Later published incarnations tended to play down those elements, in favor of making Greyhawk a more “straight” fantasy setting. But I think that approach was an enormous mistake, and one that, should an adaption of the setting be in the cards for 5th Edition D&D, should be turned on its head.
If it were up to me (and it’s not), I’d embrace the patchwork nature of Greyhawk. I’d hire Frank Mentzer to write up a full treatment of Aquaria and put it across the Solnor Ocean. I’d hire Len Lakofka to do a full-blown campaign book for the Spindrift/Lendore Isles. I’d hire Rob Kuntz to finally produce a definitive version of Maure Castle. I’d hire François Marcela-Froideval to do a sourcebook for the Empire of Lhynn and use it to invigorate the whole region of westernmost Oerik that was detailed in the Chainmail game. Go wild. Invite, nay, insist, that every author bring his or her unique voice to their region.
I’d not be afraid to bring in science fiction, the wild west, heck, even 30’s gangsters and other stuff from far afield. There’s a laser pistol in the mummy’s tomb. Why? Fuck you; it’s Greyhawk, that’s why!
One of the complaints about Greyhawk has been that it’s too generic. Too vanilla. This would be a way to make it stand out from the Forgotten Realms in a big way. If anything, FR is the setting that’s homogeneous and High Fantasy Medieval. Greyhawk’s big claim to fame is precisely its kitchen sink approach when it comes not only to genre, but to authorial voice. That should, and could, be its strength. There’s an adventure with King Kong, fer crissakes. Go gonzo with it!

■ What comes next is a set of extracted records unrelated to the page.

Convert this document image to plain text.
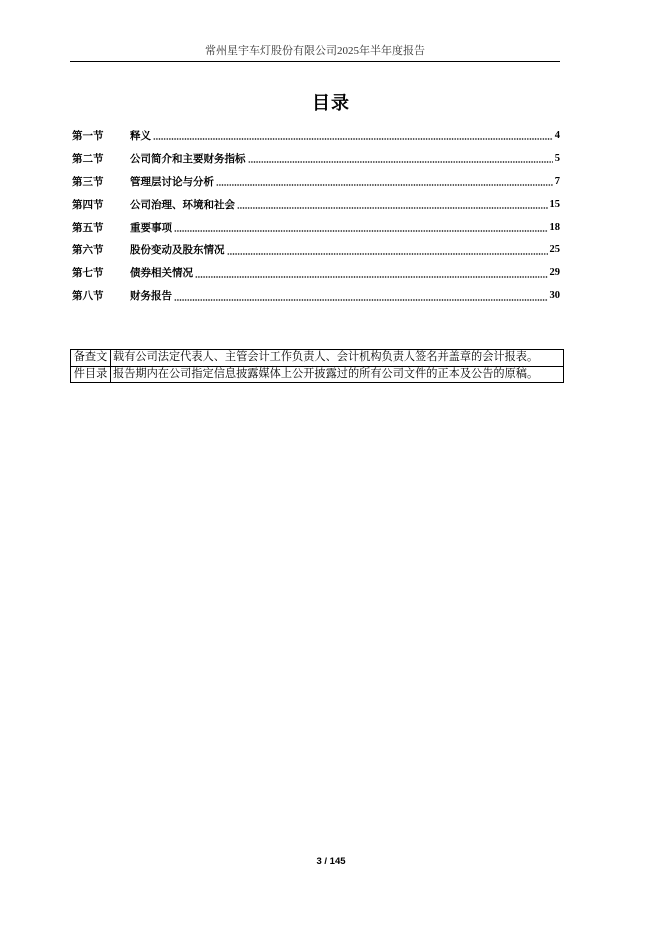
常州星宇车灯股份有限公司2025年半年度报告
目录
第一节	释义	4
第二节	公司简介和主要财务指标	5
第三节	管理层讨论与分析	7
第四节	公司治理、环境和社会	15
第五节	重要事项	18
第六节	股份变动及股东情况	25
第七节	债券相关情况	29
第八节	财务报告	30
备查文	载有公司法定代表人、主管会计工作负责人、会计机构负责人签名并盖章的会计报表。
件目录	报告期内在公司指定信息披露媒体上公开披露过的所有公司文件的正本及公告的原稿。
3 / 145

5 thoughts on “The Ugly Duckling”
Great rebuttal! Thats how I roll with my own hawk I just feel its not the direction of official dnd anymore. But youre right. Like my friends say, go big or go home.
Umm…where do I send my money to make that happen?!
As I've always said, "if there is something in Greyhawk you don't like, don't use it." I never used Murlynd, or too much of the sci-fi element (S3 was it), but I never felt that it took away anything from what I was trying to do. As long as there is enough of a "fiction logical" reason for it, I say put it in.
Nearly 3 years later and this blog (and its inspiration) are still relevant. That is part of the mystique of the games of “old” — they do not age like music or fashion or cuisine or anything else (like editions of role-playing games).
Would that Wizards would open Greyhawk to the DM’s Guild or hire the folks mentioned above with Greyhawk Grognard as a sort of producer or overseer for the project.